Pirie and Nola had to restart the Valley Hockey Club’s female side, which had disbanded during World War II.

Two years after that night on the field, she was picked to represent Queensland in Hockey.

Nola (on right) and Daph in the Queensland uniform.
Daphne and Nola in the Queensland uniform.(Supplied: Jodi Holmes)

“She ended up representing Australia and Queensland many times,” Ms Holmes said.

“I think the team atmosphere, she really thrived on that. She loved being part of a team.”

Pirie achieved national and international success in track and field, hockey and golf during her 40-year career in sport.

After retiring from hockey, she would return to athletics once more, setting records on the world stage at Masters events.

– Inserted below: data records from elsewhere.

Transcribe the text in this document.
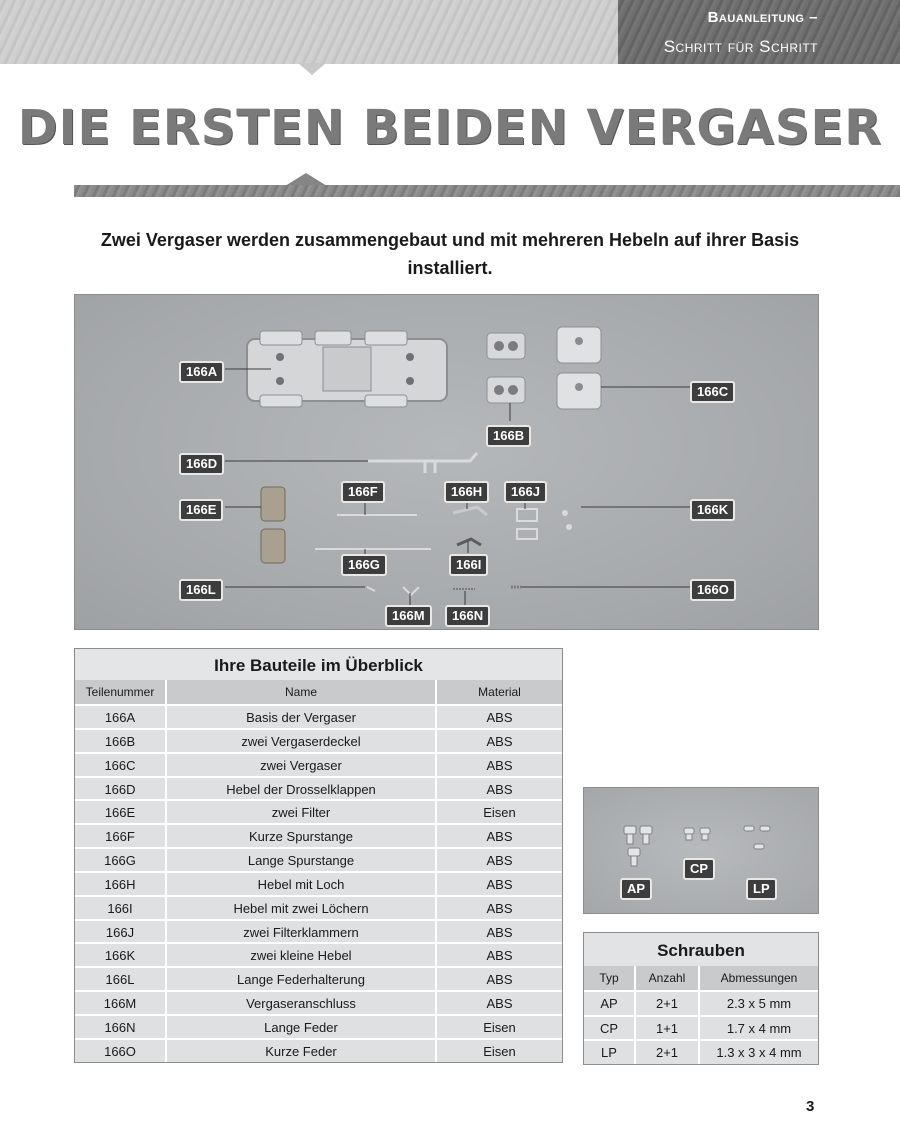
Bauanleitung –
Schritt für Schritt
DIE ERSTEN BEIDEN VERGASER

Zwei Vergaser werden zusammengebaut und mit mehreren Hebeln auf ihrer Basis installiert.

166A
166B
166C
166D
166E
166F
166G
166H
166I
166J
166K
166L
166M	166N
166O
Ihre Bauteile im Überblick
Teilenummer	Name	Material
166A	Basis der Vergaser	ABS
166B	zwei Vergaserdeckel	ABS
166C	zwei Vergaser	ABS
166D	Hebel der Drosselklappen	ABS
166E	zwei Filter	Eisen
166F	Kurze Spurstange	ABS
166G	Lange Spurstange	ABS
166H	Hebel mit Loch	ABS
166I	Hebel mit zwei Löchern	ABS
166J	zwei Filterklammern	ABS
166K	zwei kleine Hebel	ABS
166L	Lange Federhalterung	ABS
166M	Vergaseranschluss	ABS
166N	Lange Feder	Eisen
166O	Kurze Feder	Eisen
AP
CP
LP
Schrauben
Typ	Anzahl	Abmessungen
AP	2+1	2.3 x 5 mm
CP	1+1	1.7 x 4 mm
LP	2+1	1.3 x 3 x 4 mm
3
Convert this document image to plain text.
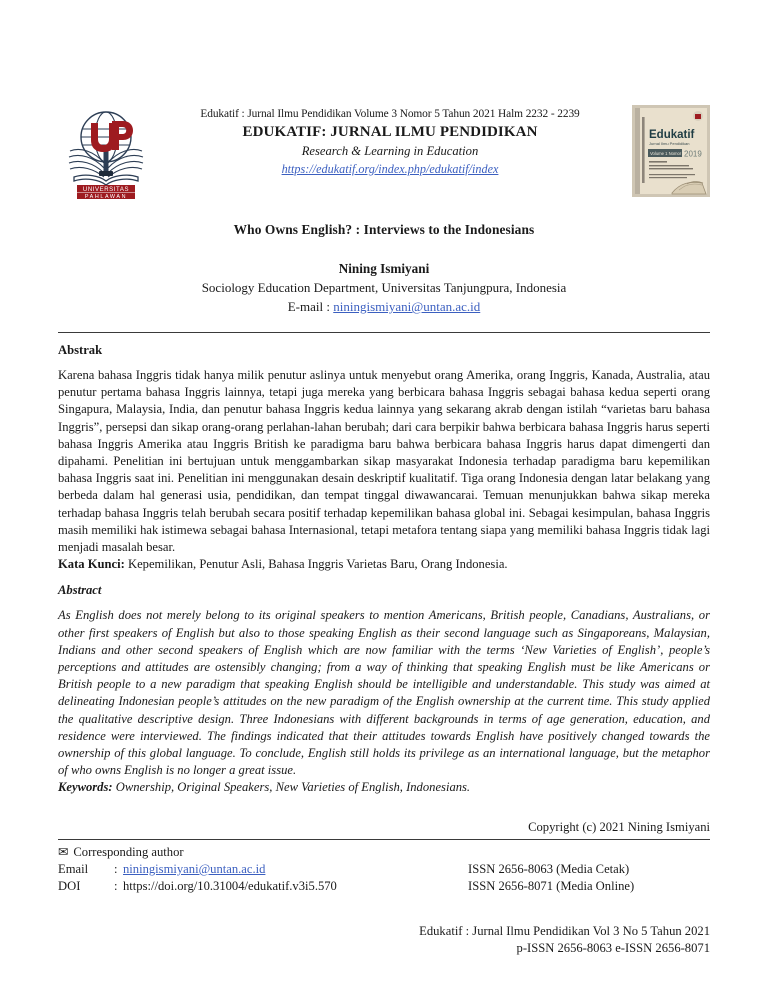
UNIVERSITAS
PAHLAWAN
Edukatif : Jurnal Ilmu Pendidikan Volume 3 Nomor 5 Tahun 2021 Halm 2232 - 2239
EDUKATIF: JURNAL ILMU PENDIDIKAN
Research & Learning in Education
https://edukatif.org/index.php/edukatif/index
Edukatif
Jurnal Ilmu Pendidikan
Volume 1 Nomor 1 2019
Who Owns English? : Interviews to the Indonesians
Nining Ismiyani
Sociology Education Department, Universitas Tanjungpura, Indonesia
E-mail : niningismiyani@untan.ac.id
Abstrak
Karena bahasa Inggris tidak hanya milik penutur aslinya untuk menyebut orang Amerika, orang Inggris, Kanada, Australia, atau penutur pertama bahasa Inggris lainnya, tetapi juga mereka yang berbicara bahasa Inggris sebagai bahasa kedua seperti orang Singapura, Malaysia, India, dan penutur bahasa Inggris kedua lainnya yang sekarang akrab dengan istilah “varietas baru bahasa Inggris”, persepsi dan sikap orang-orang perlahan-lahan berubah; dari cara berpikir bahwa berbicara bahasa Inggris harus seperti bahasa Inggris Amerika atau Inggris British ke paradigma baru bahwa berbicara bahasa Inggris harus dapat dimengerti dan dipahami. Penelitian ini bertujuan untuk menggambarkan sikap masyarakat Indonesia terhadap paradigma baru kepemilikan bahasa Inggris saat ini. Penelitian ini menggunakan desain deskriptif kualitatif. Tiga orang Indonesia dengan latar belakang yang berbeda dalam hal generasi usia, pendidikan, dan tempat tinggal diwawancarai. Temuan menunjukkan bahwa sikap mereka terhadap bahasa Inggris telah berubah secara positif terhadap kepemilikan bahasa global ini. Sebagai kesimpulan, bahasa Inggris masih memiliki hak istimewa sebagai bahasa Internasional, tetapi metafora tentang siapa yang memiliki bahasa Inggris tidak lagi menjadi masalah besar.
Kata Kunci: Kepemilikan, Penutur Asli, Bahasa Inggris Varietas Baru, Orang Indonesia.
Abstract
As English does not merely belong to its original speakers to mention Americans, British people, Canadians, Australians, or other first speakers of English but also to those speaking English as their second language such as Singaporeans, Malaysian, Indians and other second speakers of English which are now familiar with the terms ‘New Varieties of English’, people’s perceptions and attitudes are ostensibly changing; from a way of thinking that speaking English must be like Americans or British people to a new paradigm that speaking English should be intelligible and understandable. This study was aimed at delineating Indonesian people’s attitudes on the new paradigm of the English ownership at the current time. This study applied the qualitative descriptive design. Three Indonesians with different backgrounds in terms of age generation, education, and residence were interviewed. The findings indicated that their attitudes towards English have positively changed towards the ownership of this global language. To conclude, English still holds its privilege as an international language, but the metaphor of who owns English is no longer a great issue.
Keywords: Ownership, Original Speakers, New Varieties of English, Indonesians.
Copyright (c) 2021 Nining Ismiyani
✉ Corresponding author
Email	:	niningismiyani@untan.ac.id	ISSN 2656-8063 (Media Cetak)
DOI	:	https://doi.org/10.31004/edukatif.v3i5.570	ISSN 2656-8071 (Media Online)
Edukatif : Jurnal Ilmu Pendidikan Vol 3 No 5 Tahun 2021
p-ISSN 2656-8063 e-ISSN 2656-8071
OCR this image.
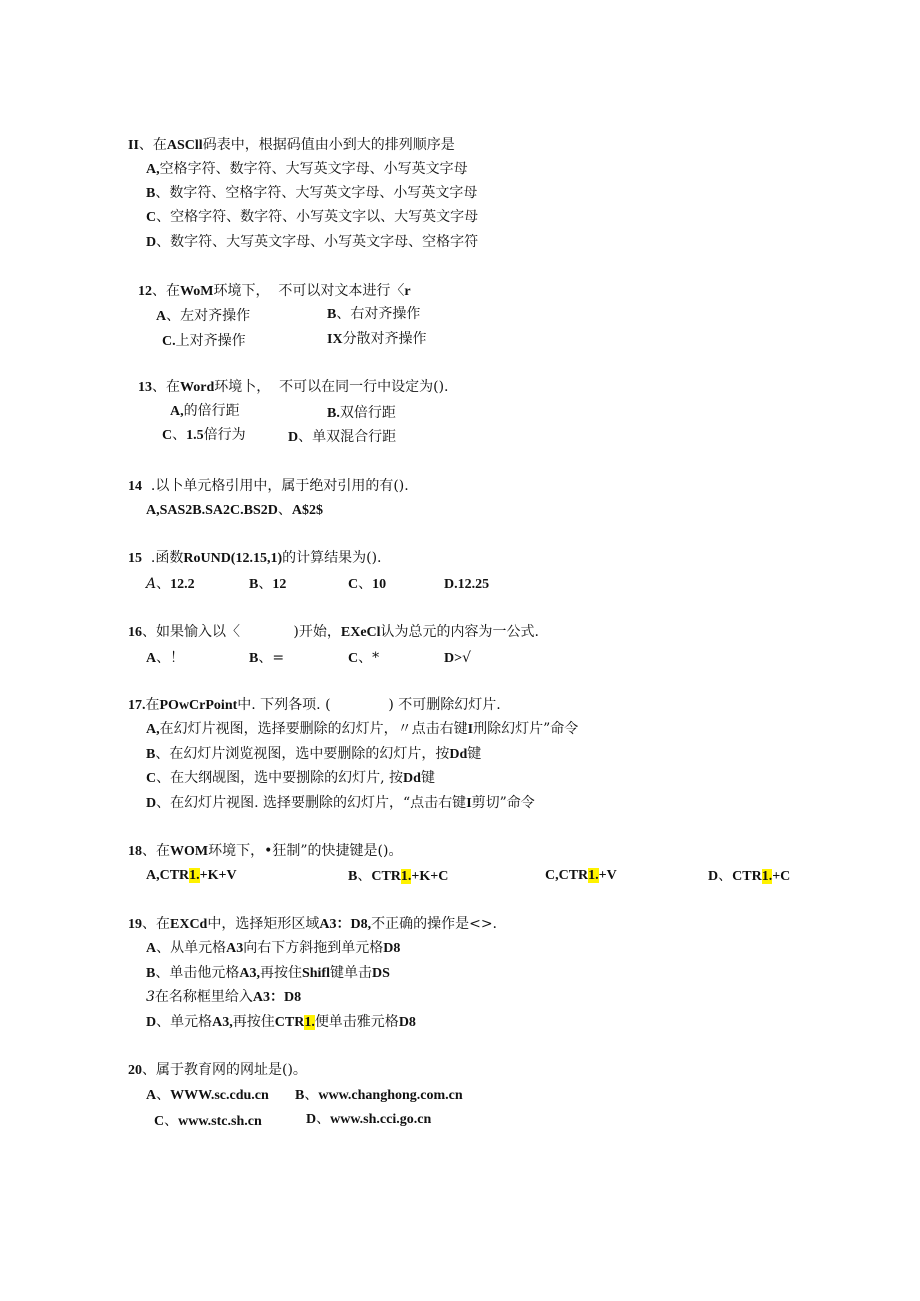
II、在ASCll码表中，根据码值由小到大的排列顺序是
A,空格字符、数字符、大写英文字母、小写英文字母
B、数字符、空格字符、大写英文字母、小写英文字母
C、空格字符、数字符、小写英文字以、大写英文字母
D、数字符、大写英文字母、小写英文字母、空格字符
12、在WoM环境下，  不可以对文本进行〈r
A、左对齐操作	B、右对齐操作
C.上对齐操作	IX分散对齐操作
13、在Word环境卜，  不可以在同一行中设定为().
A,的倍行距	B.双倍行距
C、1.5倍行为	D、单双混合行距
14  .以卜单元格引用中，属于绝对引用的有().
A,SAS2B.SA2C.BS2D、A$2$
15  .函数RoUND(12.15,1)的计算结果为().
A、12.2	B、12	C、10	D.12.25
16、如果愉入以〈            )开始，EXeCl认为总元的内容为一公式.
A、！	B、=	C、*	D>√
17.在POwCrPoint中. 下列各项. (             ) 不可删除幻灯片.
A,在幻灯片视图，选择要删除的幻灯片，〃点击右键I刑除幻灯片”命令
B、在幻灯片浏览视图，选中要删除的幻灯片，按Dd键
C、在大纲觇图，选中要捌除的幻灯片, 按Dd键
D、在幻灯片视图. 选择要删除的幻灯片，“点击右键I剪切”命令
18、在WOM环境下，•狂制”的快捷键是()。
A,CTR1.+K+V	B、CTR1.+K+C	C,CTR1.+V	D、CTR1.+C
19、在EXCd中，选择矩形区域A3：D8,不正确的操作是<>.
A、从单元格A3向右下方斜拖到单元格D8
B、单击他元格A3,再按住Shifl键单击DS
3在名称框里给入A3：D8
D、单元格A3,再按住CTR1.便单击雅元格D8
20、属于教育网的网址是()。
A、WWW.sc.cdu.cn B、www.changhong.com.cn
C、www.stc.sh.cn	D、www.sh.cci.go.cn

She received an Order of Australia in 2012, was an inductee of the Queensland Sport Hall of Fame and the Hockey Queensland Hall of Fame, president of the Gold Coast Sporting Hall of Fame and was the founding president of Womensport Queensland and the first female vice-president of the Queensland Olympic Council.

Daphne Pirie
Granddaughter Bonnie Pirie top left, great nephew Jordan Holmes, top right, and great nieces Lily Daphne Holmes (left) and Amy Holmes (right).(Supplied: Jodi and Chris Holmes)

Despite her sporting achievements, she would never compete at an Olympics.

Women’s hockey was not added to the Olympic program until 1980, after she had retired from the sport.

Despite never having competed, in 2011 she was awarded a Women and Sport Trophy for Oceania by the International Olympic Committee.

Ms Holmes said her aunt was “ecstatic” to hear Brisbane would be hosting the 2032 Olympic Games.

Daph posing with her sister and niece.
Daph’s sister Nola Slade,  niece Jodi Holmes and Daphne (LtR).(Supplied: Jodi Holmes)

President of the Brisbane Women’s Hockey Association, Karin Walduck, said Pirie was a staunch supporter of Valley’s, the club she helped to build, until her death on Friday.

Players observed a minute’s silence during Friday’s premier match.

“She was a role model for women in sport that you can keep being active in sport in many different ways for the whole of your life,” Dr Walduck said.

“We need women and strong women who can lead others in taking charge, if you like, or taking control of being involved in this sport”.

Queensland Sport Minister Stirling Hinchliffe said Pirie dedicated her life to the pursuit of sporting excellence.

“In particular her work with the Queensland Academy of Sport and her promotion and support to women in sport,” he said.